Frau Im Schockiert Wegen Kündigun

Der 1966 geborene Kläger ist seit 1. April 2014 bei der Rechtsvorgängerin der Beklagten und seit 1. September 2017 bei der Beklagten als Senior Key Account Manager gegen ein Jahresgrundgehalt von 105.600,00 Euro zuzüglich einer erfolgsabhängigen variablen Vergütung, einem auch zur privaten Nutzung zur Verfügung gestellten Dienstwagen und einem Mietzuschuss für eine Wohnung im Vertriebsgebiet tätig.
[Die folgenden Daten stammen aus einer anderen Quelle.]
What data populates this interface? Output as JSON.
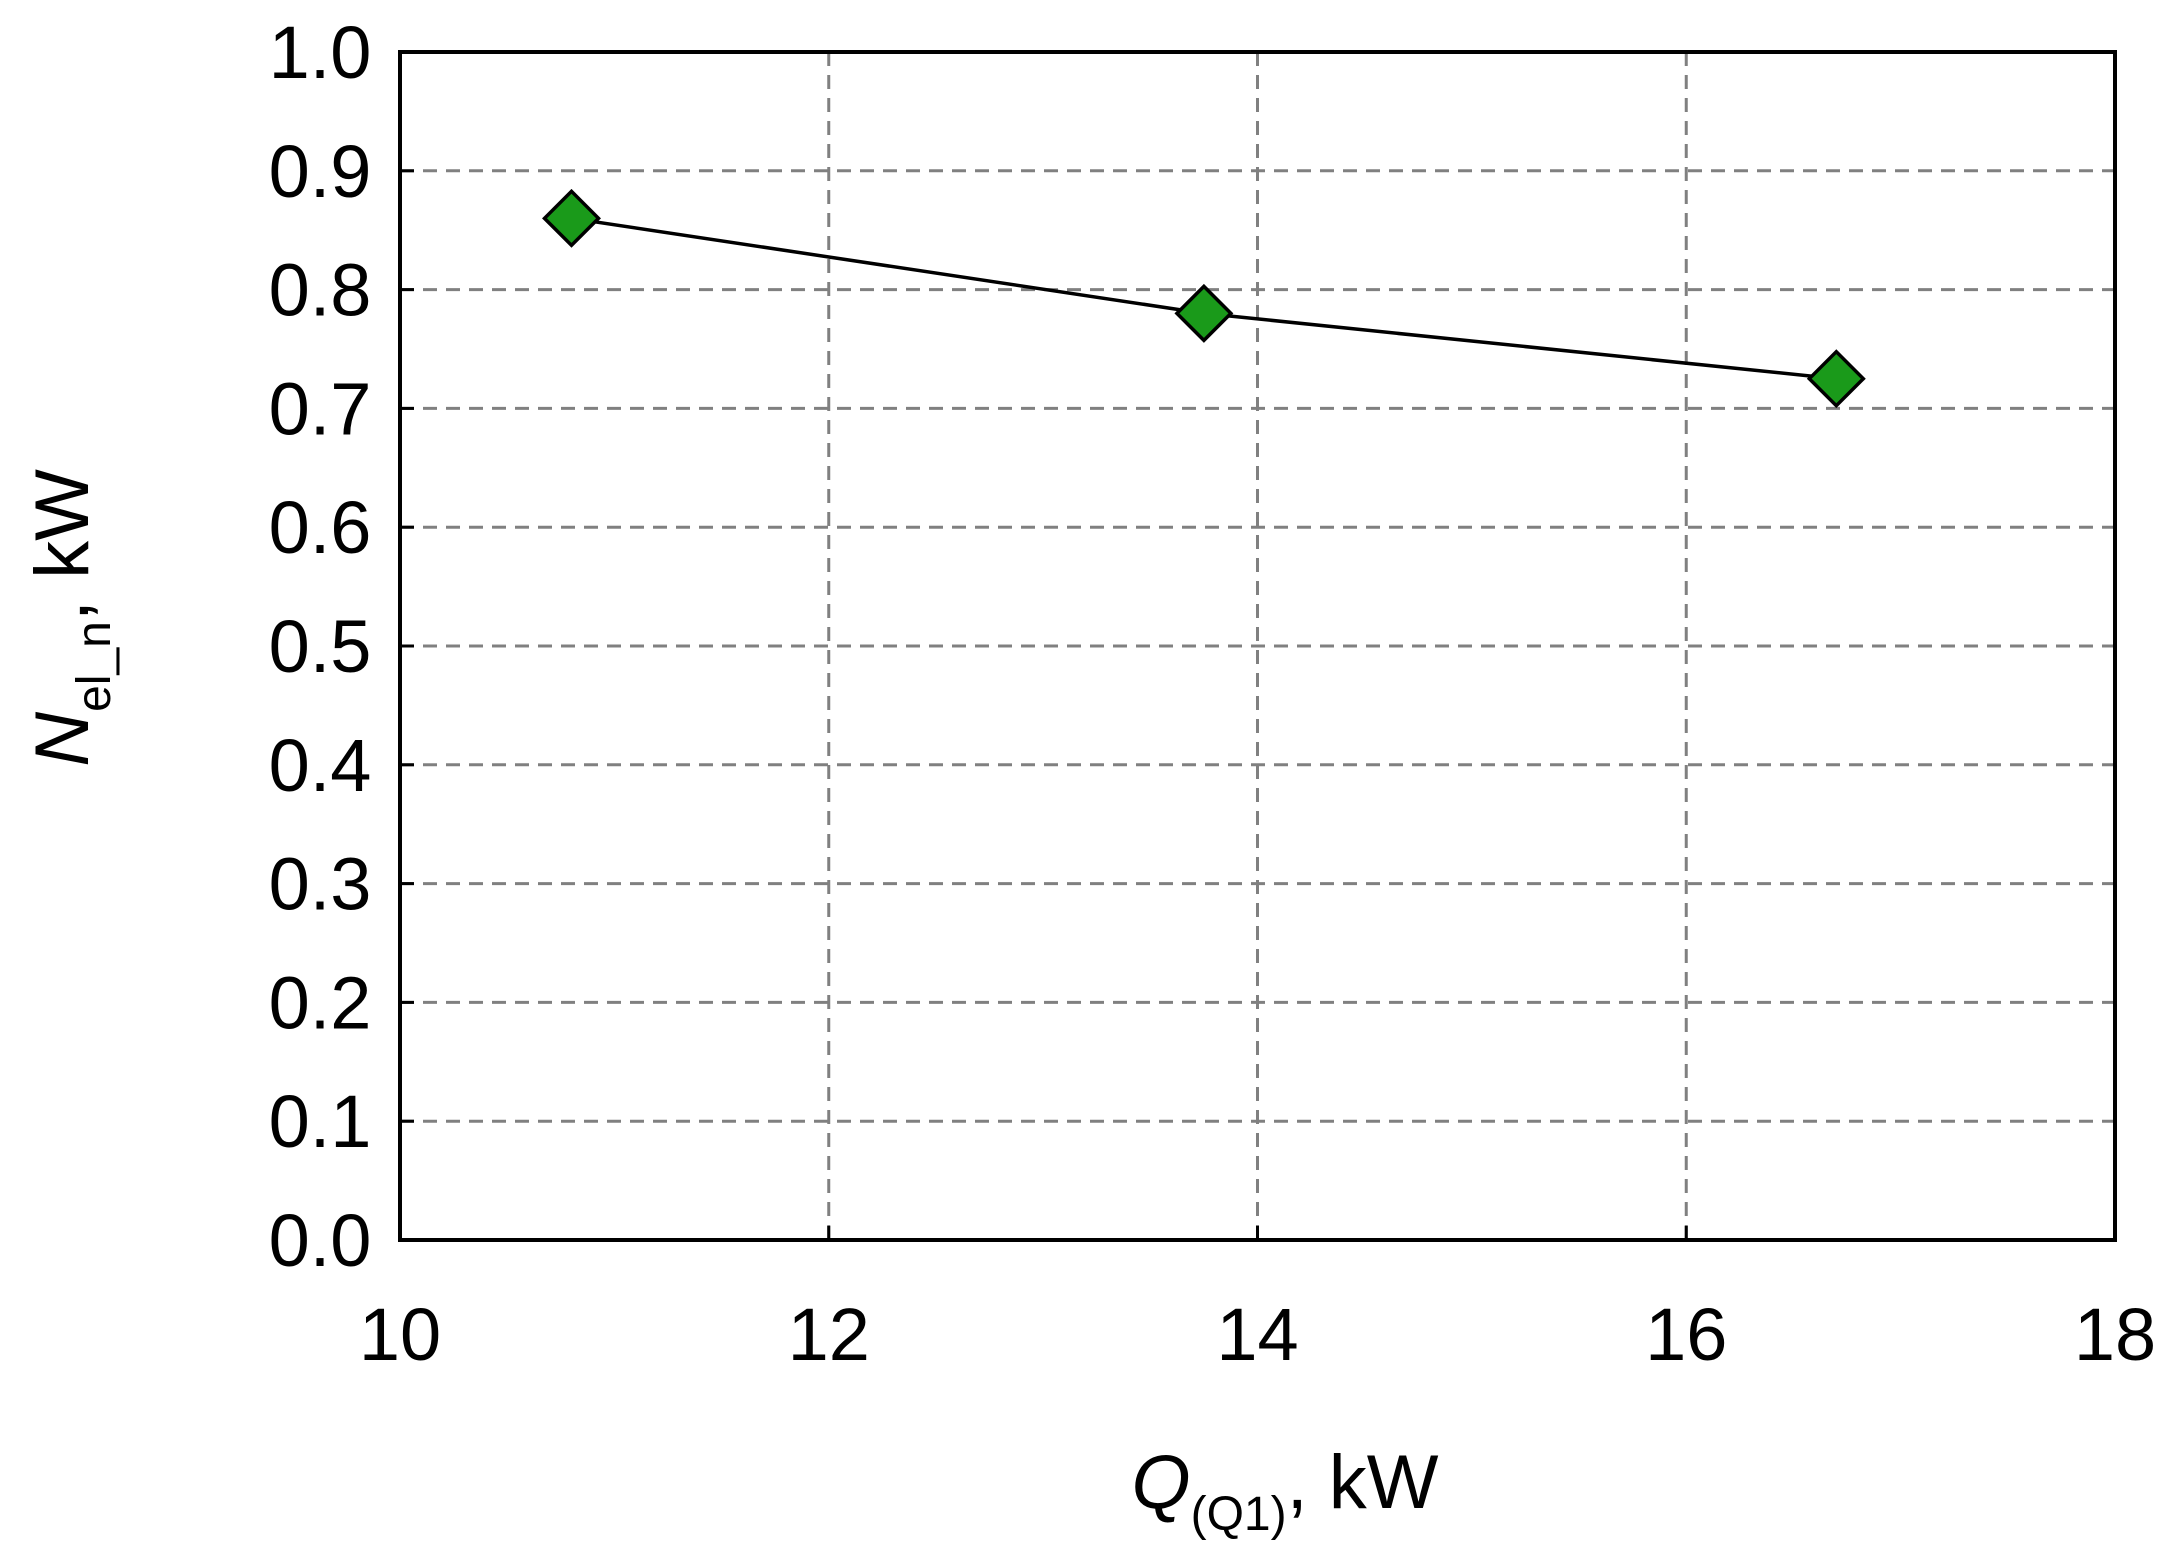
{
  "chart_data": {
    "type": "line",
    "x_axis": {
      "min": 10,
      "max": 18,
      "ticks": [
        10,
        12,
        14,
        16,
        18
      ],
      "tick_labels": [
        "10",
        "12",
        "14",
        "16",
        "18"
      ],
      "label_main": "Q",
      "label_sub": "(Q1)",
      "label_unit": ", kW",
      "grid": true
    },
    "y_axis": {
      "min": 0.0,
      "max": 1.0,
      "ticks": [
        0.0,
        0.1,
        0.2,
        0.3,
        0.4,
        0.5,
        0.6,
        0.7,
        0.8,
        0.9,
        1.0
      ],
      "tick_labels": [
        "0.0",
        "0.1",
        "0.2",
        "0.3",
        "0.4",
        "0.5",
        "0.6",
        "0.7",
        "0.8",
        "0.9",
        "1.0"
      ],
      "label_main": "N",
      "label_sub": "el_n",
      "label_unit": ", kW",
      "grid": true
    },
    "series": [
      {
        "x": [
          10.8,
          13.75,
          16.7
        ],
        "y": [
          0.86,
          0.78,
          0.725
        ],
        "marker": "diamond",
        "marker_color": "#1a9a1a",
        "line_color": "#000000"
      }
    ]
  }
}
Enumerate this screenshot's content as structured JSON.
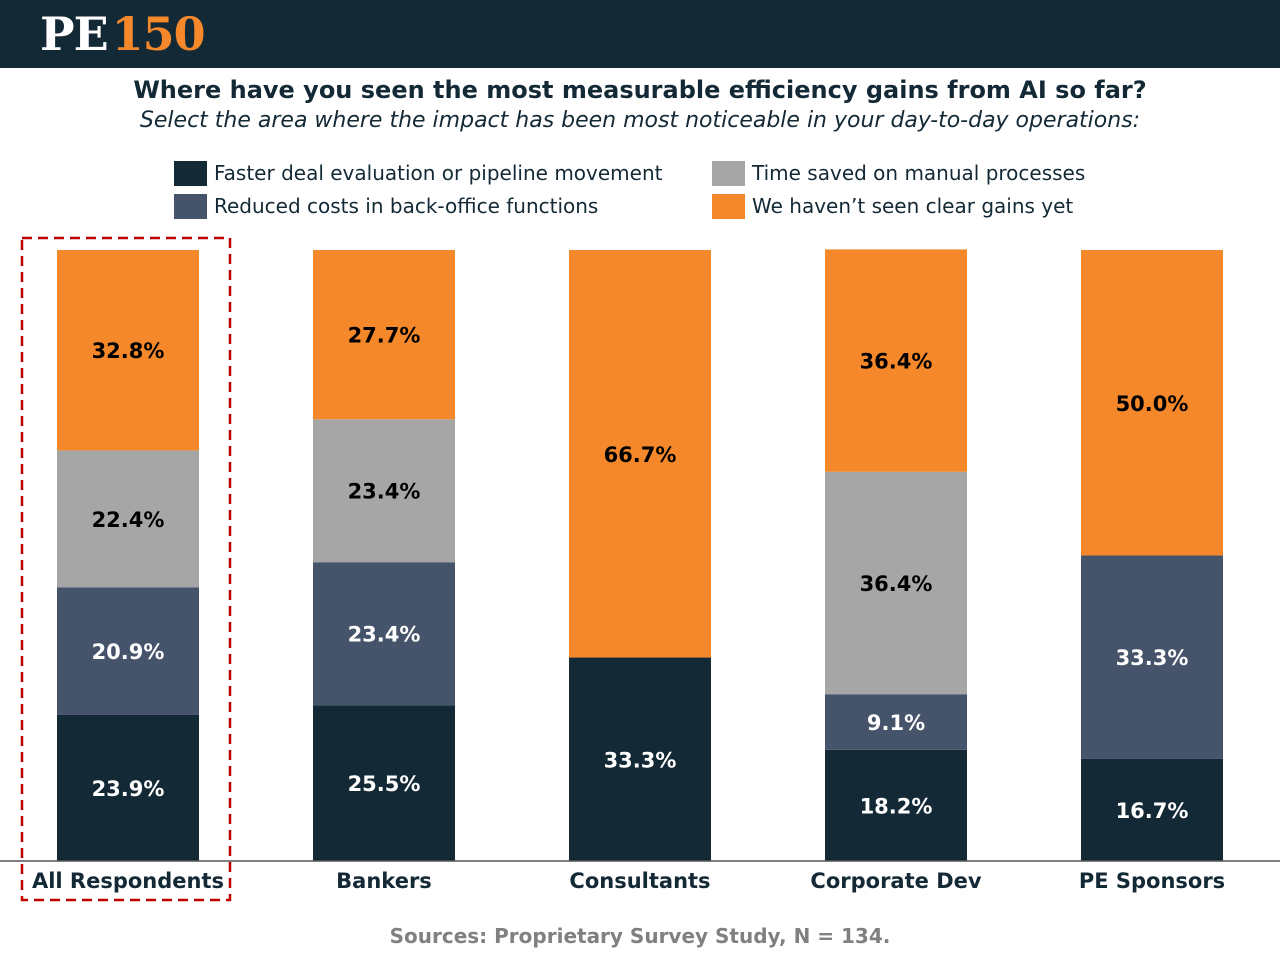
{
  "header": {
    "logo_left": "PE",
    "logo_right": "150"
  },
  "title": "Where have you seen the most measurable efficiency gains from AI so far?",
  "subtitle": "Select the area where the impact has been most noticeable in your day-to-day operations:",
  "source": "Sources: Proprietary Survey Study, N = 134.",
  "colors": {
    "faster_deal": "#142936",
    "reduced_costs": "#46546b",
    "time_saved": "#a6a6a6",
    "no_gains": "#f5882a",
    "highlight_border": "#c00000"
  },
  "legend": [
    {
      "label": "Faster deal evaluation or pipeline movement",
      "color": "#142936"
    },
    {
      "label": "Time saved on manual processes",
      "color": "#a6a6a6"
    },
    {
      "label": "Reduced costs in back-office functions",
      "color": "#46546b"
    },
    {
      "label": "We haven’t seen clear gains yet",
      "color": "#f5882a"
    }
  ],
  "chart_data": {
    "type": "bar",
    "stacked": true,
    "highlighted_category": "All Respondents",
    "categories": [
      "All Respondents",
      "Bankers",
      "Consultants",
      "Corporate Dev",
      "PE Sponsors"
    ],
    "series": [
      {
        "name": "Faster deal evaluation or pipeline movement",
        "color": "#142936",
        "label_color": "#ffffff",
        "values": [
          23.9,
          25.5,
          33.3,
          18.2,
          16.7
        ],
        "labels": [
          "23.9%",
          "25.5%",
          "33.3%",
          "18.2%",
          "16.7%"
        ]
      },
      {
        "name": "Reduced costs in back-office functions",
        "color": "#46546b",
        "label_color": "#ffffff",
        "values": [
          20.9,
          23.4,
          0,
          9.1,
          33.3
        ],
        "labels": [
          "20.9%",
          "23.4%",
          "",
          "9.1%",
          "33.3%"
        ]
      },
      {
        "name": "Time saved on manual processes",
        "color": "#a6a6a6",
        "label_color": "#000000",
        "values": [
          22.4,
          23.4,
          0,
          36.4,
          0
        ],
        "labels": [
          "22.4%",
          "23.4%",
          "",
          "36.4%",
          ""
        ]
      },
      {
        "name": "We haven’t seen clear gains yet",
        "color": "#f5882a",
        "label_color": "#000000",
        "values": [
          32.8,
          27.7,
          66.7,
          36.4,
          50.0
        ],
        "labels": [
          "32.8%",
          "27.7%",
          "66.7%",
          "36.4%",
          "50.0%"
        ]
      }
    ],
    "ylim": [
      0,
      100
    ]
  }
}
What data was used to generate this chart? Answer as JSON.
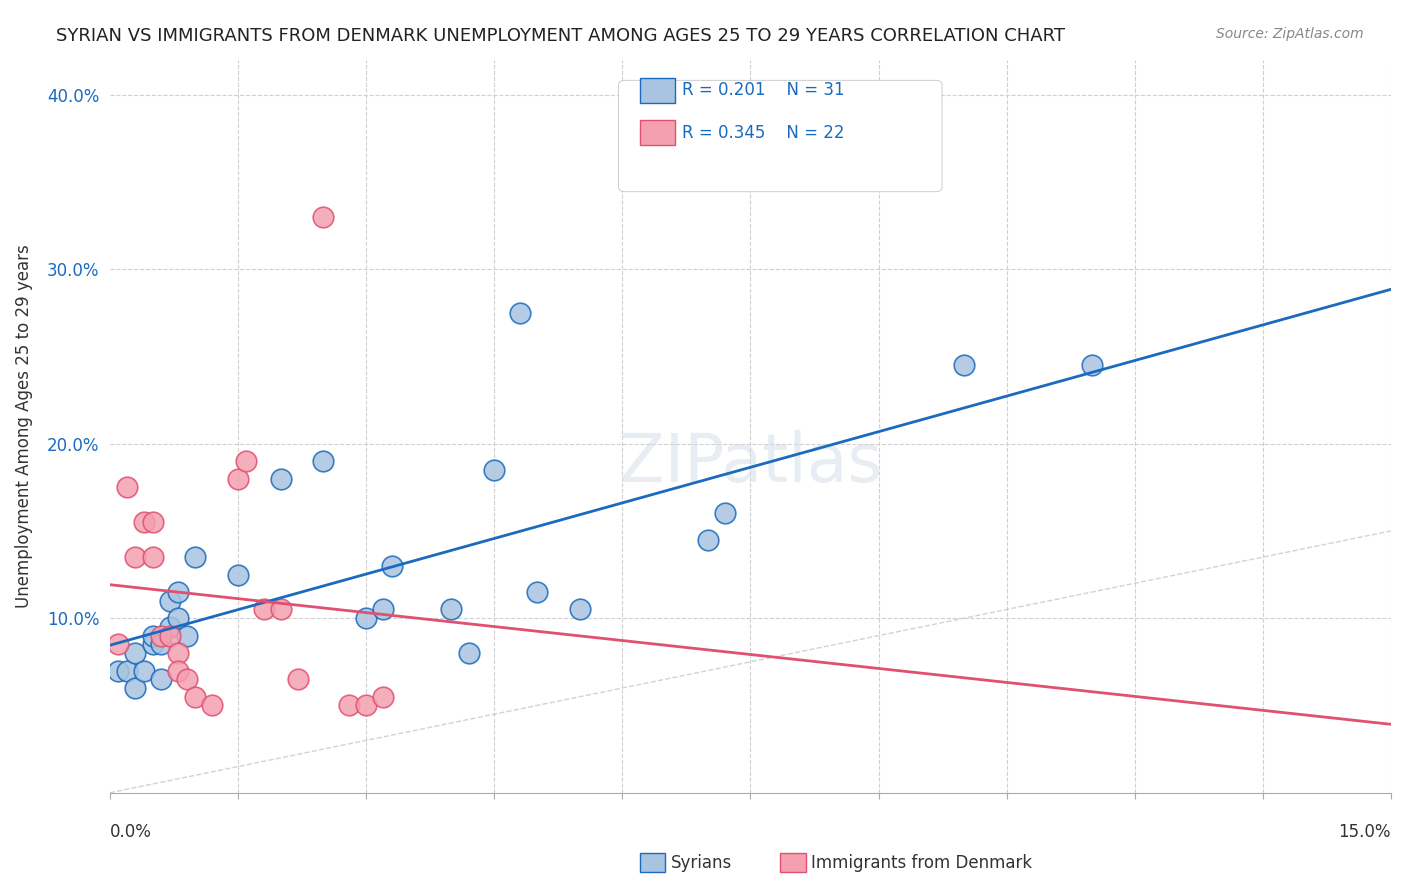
{
  "title": "SYRIAN VS IMMIGRANTS FROM DENMARK UNEMPLOYMENT AMONG AGES 25 TO 29 YEARS CORRELATION CHART",
  "source": "Source: ZipAtlas.com",
  "ylabel": "Unemployment Among Ages 25 to 29 years",
  "yticks": [
    0.0,
    0.1,
    0.2,
    0.3,
    0.4
  ],
  "ytick_labels": [
    "",
    "10.0%",
    "20.0%",
    "30.0%",
    "40.0%"
  ],
  "xlim": [
    0.0,
    0.15
  ],
  "ylim": [
    0.0,
    0.42
  ],
  "legend_r1": "R = 0.201",
  "legend_n1": "N = 31",
  "legend_r2": "R = 0.345",
  "legend_n2": "N = 22",
  "color_syrians": "#a8c4e0",
  "color_denmark": "#f4a0b0",
  "color_syrians_line": "#1a6bbf",
  "color_denmark_line": "#e05070",
  "color_diagonal": "#c0c0c0",
  "syrians_x": [
    0.001,
    0.002,
    0.003,
    0.003,
    0.004,
    0.005,
    0.005,
    0.006,
    0.006,
    0.007,
    0.007,
    0.008,
    0.008,
    0.009,
    0.01,
    0.015,
    0.02,
    0.025,
    0.03,
    0.032,
    0.033,
    0.04,
    0.042,
    0.045,
    0.048,
    0.05,
    0.055,
    0.07,
    0.072,
    0.1,
    0.115
  ],
  "syrians_y": [
    0.07,
    0.07,
    0.08,
    0.06,
    0.07,
    0.085,
    0.09,
    0.085,
    0.065,
    0.095,
    0.11,
    0.1,
    0.115,
    0.09,
    0.135,
    0.125,
    0.18,
    0.19,
    0.1,
    0.105,
    0.13,
    0.105,
    0.08,
    0.185,
    0.275,
    0.115,
    0.105,
    0.145,
    0.16,
    0.245,
    0.245
  ],
  "denmark_x": [
    0.001,
    0.002,
    0.003,
    0.004,
    0.005,
    0.005,
    0.006,
    0.007,
    0.008,
    0.008,
    0.009,
    0.01,
    0.012,
    0.015,
    0.016,
    0.018,
    0.02,
    0.022,
    0.025,
    0.028,
    0.03,
    0.032
  ],
  "denmark_y": [
    0.085,
    0.175,
    0.135,
    0.155,
    0.155,
    0.135,
    0.09,
    0.09,
    0.08,
    0.07,
    0.065,
    0.055,
    0.05,
    0.18,
    0.19,
    0.105,
    0.105,
    0.065,
    0.33,
    0.05,
    0.05,
    0.055
  ],
  "watermark": "ZIPatlas",
  "background_color": "#ffffff"
}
Mit Schreiben vom 12. April 2018, zugestellt am 18. April 2018 erklärte die Beklagte die fristlose, hilfsweise fristgemäße Kündigung des Arbeitsverhältnisses. Der Prozessbevollmächtigte des Klägers wandte sich an die Beklagte und fragte nach den Gründen für die Kündigung. Die Beklagte führte hierzu am 20. April 2018 aus:

„Herr H. befand sich seit dem 4. April 2018 auf einem Kongress in Barcelona. Am 5. April 2018 fand ein Abendessen statt, an dem außer Herrn H. noch seine Kollegin Frau Sch., seine Vorgesetzte Frau Andrea St. sowie drei Kunden der G. R. Pharma GmbH teilnahmen. Im Rahmen des Abendessens begann Herr H. am Tisch eine politische Diskussion über die Wahlen in Russland, die Bundeskanzlerin, den russischen Präsidenten, geheime Manipulationen und Demokratie. Im Verlauf der angestoßenen Diskussion wechselte Herr H. sodann das Thema und erklärte, es gebe Beweise, dass die historische Darstellung der Judendeportation im dritten Reich in vielen Punkten „mediengesteuert“ sei und es „Beweise“ gebe, dass überhaupt keine Judendeportation stattgefunden habe. Er berief sich in diesem Zusammenhang auf angeblich manipulierte Fotografien von Eisenbahnschienen, die es zum Zeitpunkt der Deportationen nicht gegeben habe und Gutachten über das Alter der Tinte auf den Tagebüchern von Anne Frank, die nach seinen Erklärungen die Berichte über die Deportation von Juden widerlegen. Herr H. machte sich mit seinen Äußerungen diese Verschwörungstheorien zu eigen. Mit seinen Äußerungen traf Herr H. eine der eingeladenen und anwesenden Kundinnen persönlich, da deren Familie nach eigener Aussage von den Deportationen des NS- Regimes unmittelbar betroffen war. Frau St. musste den Redefluss von Herrn H. aktiv unterbrechen, um schlimmeres zu verhindern.“

Gemäß § 626 Abs. 1 BGB kann das Arbeitsverhältnis aus wichtigem Grund ohne Einhaltung einer Kündigungsfrist gekündigt werden, wenn Tatsachen vorliegen, aufgrund derer dem Kündigenden unter Berücksichtigung aller Umstände des Einzelfalls und bei Abwägung der Interessen beider Vertragsteile die Fortsetzung des Arbeitsverhältnisses selbst bis zum Ablauf der Kündigungsfrist nicht zugemutet werden kann. Dafür ist zunächst zu prüfen, ob der Sachverhalt ohne seine besonderen Umstände „an sich“, dh. typischerweise als wichtiger Grund geeignet ist. Alsdann bedarf es der Prüfung, ob dem Kündigenden die Fortsetzung des Arbeitsverhältnisses unter Berücksichtigung der konkreten Umstände des Falls – jedenfalls bis zum Ablauf der Kündigungsfrist – zumutbar ist oder nicht.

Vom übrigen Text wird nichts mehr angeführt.